Только приехав сюда, в город своей детской мечты, я начал впервые задумываться: а зачем им это нужно? Зачем отуплять собственное население, зачем ослаблять социальную структуру? И только здесь, постепенно проникаясь их бытом и существованием, втягиваясь, как в болото, в их жизненные истории, в их ломаную логику мышления, я начал прозревать. Ведь все эти процессы, социальные, политические, образовательные и, конечно же, военные, начинали внедряться и у нас. Нас ждёт то же самое! Такое ощущение, что над всеми нами проводится какой-то нечеловеческий, жестокий, безумный и беспощадный эксперимент. И они, американцы, такие же жертвы, как и мы. Просто их проект стартовал раньше. И они превратились в то, во что превратились, уже сегодня.

Нам отведено завтра.

— Ты в порядке?

— Нет.

— Тебе надо выспаться, — согласился Сикейрос, складывая книги в стопку.

Я скинул с себя куртку, стянул форменную рубашку и, усевшись на расстеленный на полу матрас, принялся стягивать с себя носки.

— Маркуса встретил, — смуглый парень перевернулся на живот, наблюдая с дивана, как я с блаженной улыбкой откидываюсь на подушку. — Спрашивал о тебе.

— М-м-м? — уточнил я, натягивая на себя одеяло и переворачиваясь на бок.

— После истории с предыдущим русским туристом все только и ждут, чтобы ты нарвался на кого-нибудь. Вы горячие, постоянно притягиваете к себе неприятности. Всем интересно, когда тебя замочат.

— Я вас всех разочарую, — сонно пообещал я. — Я смирный…

Кажется, на этой философской фразе я и заснул. Мне показалось, что я открыл глаза уже через секунду, потому что обстановка в комнате не изменилась, разве что Хорхе на диване не было, и небо за окном чуть потемнело. Я подумал, что уже вечер, и решил перевернуться на другой бок, но случайно мой взгляд упал на наручные часы, которые я так и не снял. Увиденное настолько медленно просачивалось ко мне в сознание, что большая стрелка успела сдвинуться два раза, прежде чем меня подкинуло. Было шесть часов утра, понедельник!
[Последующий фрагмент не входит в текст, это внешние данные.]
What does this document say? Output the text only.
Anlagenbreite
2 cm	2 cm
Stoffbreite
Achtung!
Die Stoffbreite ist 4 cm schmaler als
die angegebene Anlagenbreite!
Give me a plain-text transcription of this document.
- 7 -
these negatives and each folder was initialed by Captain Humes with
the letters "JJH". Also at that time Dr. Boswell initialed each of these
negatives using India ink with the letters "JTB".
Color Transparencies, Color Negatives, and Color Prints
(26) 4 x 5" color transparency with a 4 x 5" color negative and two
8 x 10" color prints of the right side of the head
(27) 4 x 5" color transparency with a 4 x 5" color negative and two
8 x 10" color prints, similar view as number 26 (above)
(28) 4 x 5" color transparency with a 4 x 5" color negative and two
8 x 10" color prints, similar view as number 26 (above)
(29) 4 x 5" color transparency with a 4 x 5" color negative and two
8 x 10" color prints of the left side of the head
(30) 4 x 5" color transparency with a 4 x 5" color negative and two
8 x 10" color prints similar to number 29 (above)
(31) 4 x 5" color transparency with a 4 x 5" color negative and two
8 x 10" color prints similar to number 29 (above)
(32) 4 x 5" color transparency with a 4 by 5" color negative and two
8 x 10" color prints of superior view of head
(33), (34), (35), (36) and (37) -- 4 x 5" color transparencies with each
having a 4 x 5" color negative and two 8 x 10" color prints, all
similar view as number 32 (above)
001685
Я подскочил, выглядывая на кухню. К моему облегчению, Сикейрос был там. Латин смерил растрёпанного, перепуганного соседа долгим взглядом, и налил кипятка в чашку с чаем.

— Думал будить тебя. Ты спал почти сутки.

— Чёрт побери, — тихо выругался я, опускаясь на стул. С силой проведя рукой по лицу, я понял, что сегодня всё-таки придётся побриться. Из всех желаний у меня осталось только одно — животный инстинкт, призывающий упасть и притвориться мёртвым.

— Не ругайся, — Сикейрос выставил передо мной чашку с крепким чаем и пододвинул тарелку с кексами.

Когда латин успел выучить мои привычки, я даже не заметил. Я люблю крепкий чай и печенье. Кроме того, Хорхе прекрасно понимал меня, даже когда я обращался к нему по-русски. Ещё скоро, и я начну подозревать его в телепатии. Впрочем, сегодня я был благодарен ему за эту действительно необходимую заботу. Если бы не Хорхе, я бы, наверное, ходил голодным всё это время, или давился на ходу гамбургерами, подчиняясь стадному инстинкту. Сикейрос часто приносил что-то с работы, и не ленился готовить на двоих. С соседом мне всё-таки повезло.

— А ты? — вяло посопротивлялся я, заглатывая печенье.

Сикейрос не ответил, направляясь в прихожую. Латин по-прежнему не любил произносить лишнее слово, когда ответ не являлся жизненно необходимым. Я в два глотка допил обжигающий чай, поднимаясь со стула. Даже успел побриться и одеться до того, как Хорхе покинул квартиру, и из дома мы вышли вместе. Латину нужно было ехать на работу через полгорода, и он выходил раньше.

На выходе Хорхе не глядя протянул вниз руку с пакетом, в котором, как я знал, находились две булки и бутылка с кофе, и его тотчас перехватили пальцы Керни. Бомжа подкармливали только я и Хорхе, здоровались тоже только мы, и он считал своим долгом снабжать нас в ответ бесценными сведениями.

— Там… дьявол, — прошептал Керни, и нас обдало очередной волной смрада немытого тела и тошнотворного запаха гнилых зубов.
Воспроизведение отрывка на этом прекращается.